Restez le plus factuel possible en évitant de généraliser. Plutôt que de tomber sur votre employé en lui disant : « Tu es tout le temps en retard. » Dites-lui plutôt : « J’ai remarqué que tu étais arrivée en retard ces trois derniers jours. » Après quoi, interrogez-la sans jugement pour comprendre l’origine de ces retards. Si ces derniers concernent par exemple la garde de ses enfants, essayez de réfléchir à une solution avec elle. Mais si malgré tout, les retards se reproduisent, Rodolphe Cochet, spécialiste en management des cabinets dentaires et fondateur de Dental RC, conseille de faire preuve de fermeté. « Il conviendra d’envisager d’adresser à l’employé un avertissement écrit ou une mise en demeure en recommandé avec accusé de réception en indiquant très précisément les dates et la durée des retards à son poste ainsi que les effets délétères de ce comportement sur l’organisation globale du cabinet et la qualité de ses...

services auprès des patients. » Pour que vos employés restent motivés dans la durée, l’expert recommande notamment la mise en place « d’une prime d’assiduité pour les récompenser de leur engagement ». Celle-ci pourrait être minorée ou supprimée en cas d’éventuels manquements.

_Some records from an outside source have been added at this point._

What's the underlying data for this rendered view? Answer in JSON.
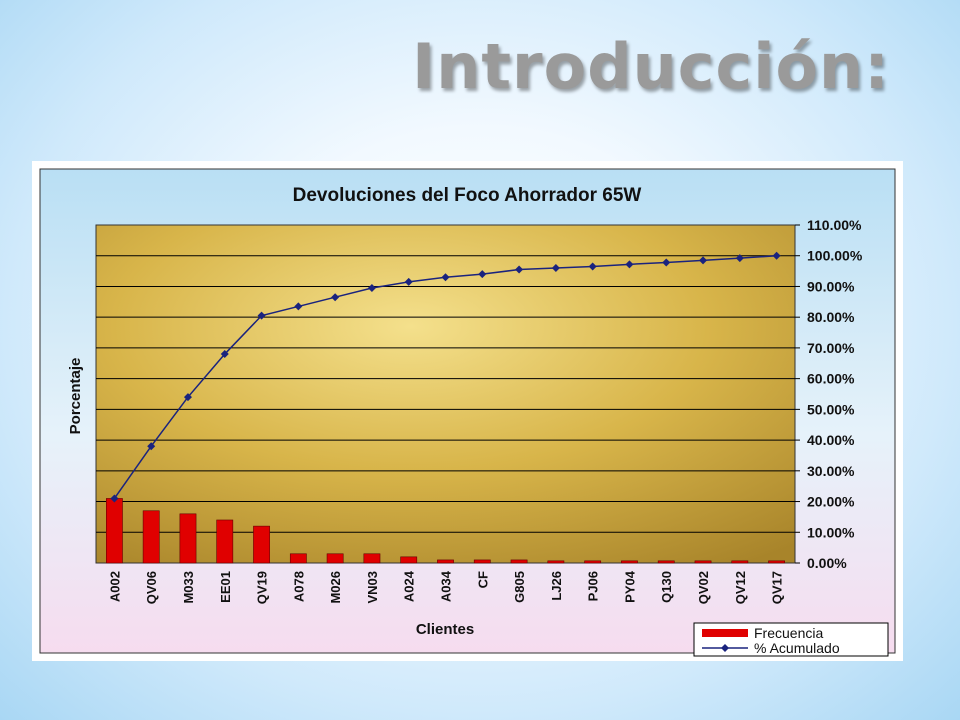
{
  "slide": {
    "title": "Introducción:"
  },
  "colors": {
    "bar": "#e00000",
    "line": "#1a237e",
    "plot_bg": "#d8b54a",
    "gridline": "#000000"
  },
  "chart_data": {
    "type": "bar",
    "title": "Devoluciones del Foco Ahorrador 65W",
    "xlabel": "Clientes",
    "ylabel": "Porcentaje",
    "ylim": [
      0,
      110
    ],
    "y_ticks": [
      "0.00%",
      "10.00%",
      "20.00%",
      "30.00%",
      "40.00%",
      "50.00%",
      "60.00%",
      "70.00%",
      "80.00%",
      "90.00%",
      "100.00%",
      "110.00%"
    ],
    "categories": [
      "A002",
      "QV06",
      "M033",
      "EE01",
      "QV19",
      "A078",
      "M026",
      "VN03",
      "A024",
      "A034",
      "CF",
      "G805",
      "LJ26",
      "PJ06",
      "PY04",
      "Q130",
      "QV02",
      "QV12",
      "QV17"
    ],
    "grid": true,
    "legend_position": "bottom-right",
    "series": [
      {
        "name": "Frecuencia",
        "type": "bar",
        "values": [
          21,
          17,
          16,
          14,
          12,
          3,
          3,
          3,
          2,
          1,
          1,
          1,
          0.7,
          0.7,
          0.7,
          0.7,
          0.7,
          0.7,
          0.7
        ]
      },
      {
        "name": "% Acumulado",
        "type": "line",
        "values": [
          21,
          38,
          54,
          68,
          80.5,
          83.5,
          86.5,
          89.5,
          91.5,
          93,
          94,
          95.5,
          96,
          96.5,
          97.2,
          97.8,
          98.5,
          99.2,
          100
        ]
      }
    ]
  }
}
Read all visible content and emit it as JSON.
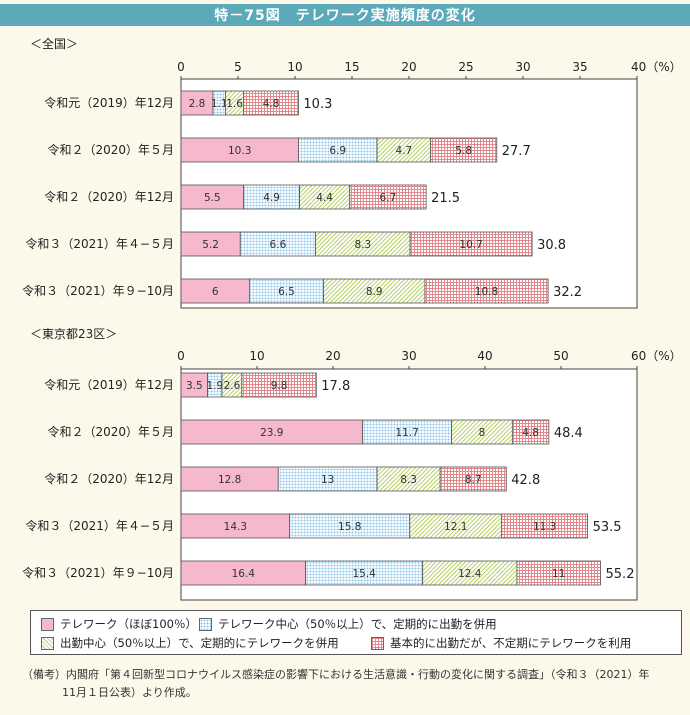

Quand elle est négligée ou désagréable avec les patients

Nous l’avons établi précédemment, l’époque n’est plus au management autoritaire et directif. Il s’agit désormais d’adapter son discours à l’employé. « Aussi, la question du statut est importante : s’agit-il d’une employée stagiaire ou qualifiée ? », interroge Rodolphe Cochet. « Dans le premier cas, il conviendra de faire preuve de pédagogie et d’envisager un mode de management empathique, dans le second cas, il sera plus pertinent d’envisager un mode de management participatif et collaboratif si les compétences techniques et comportementales sont acquises et en phase avec le poste. » Si ce qui vous dérange concerne la posture physique ou la tenue de travail de votre employée, glissez-lui une petite remarque avec délicatesse dans le cadre d’un entretien informel. L’apparence étant un sujet très sensible, prenez bien soin qu’elle ne prenne pas votre commentaire comme une attaque personnelle. Si ce sont ses compétences relationnelles et ses leviers de motivation que vous remettez cause, le fondateur de Dental RC conseille de lui faire passer des tests psychotechniques « afin d’évaluer scientifiquement ses soft skills » par un consultant dédié. « Ces évaluations sont accessibles dans le cadre d’un coaching managérial et permettent au consultant de parfaire la formation de l’assistant dentaire ou administratif, par exemple. Aussi, l’équipe pourra travailler sur la rédaction de scripts et scenarii dans le cadre de séances de brainstorming. »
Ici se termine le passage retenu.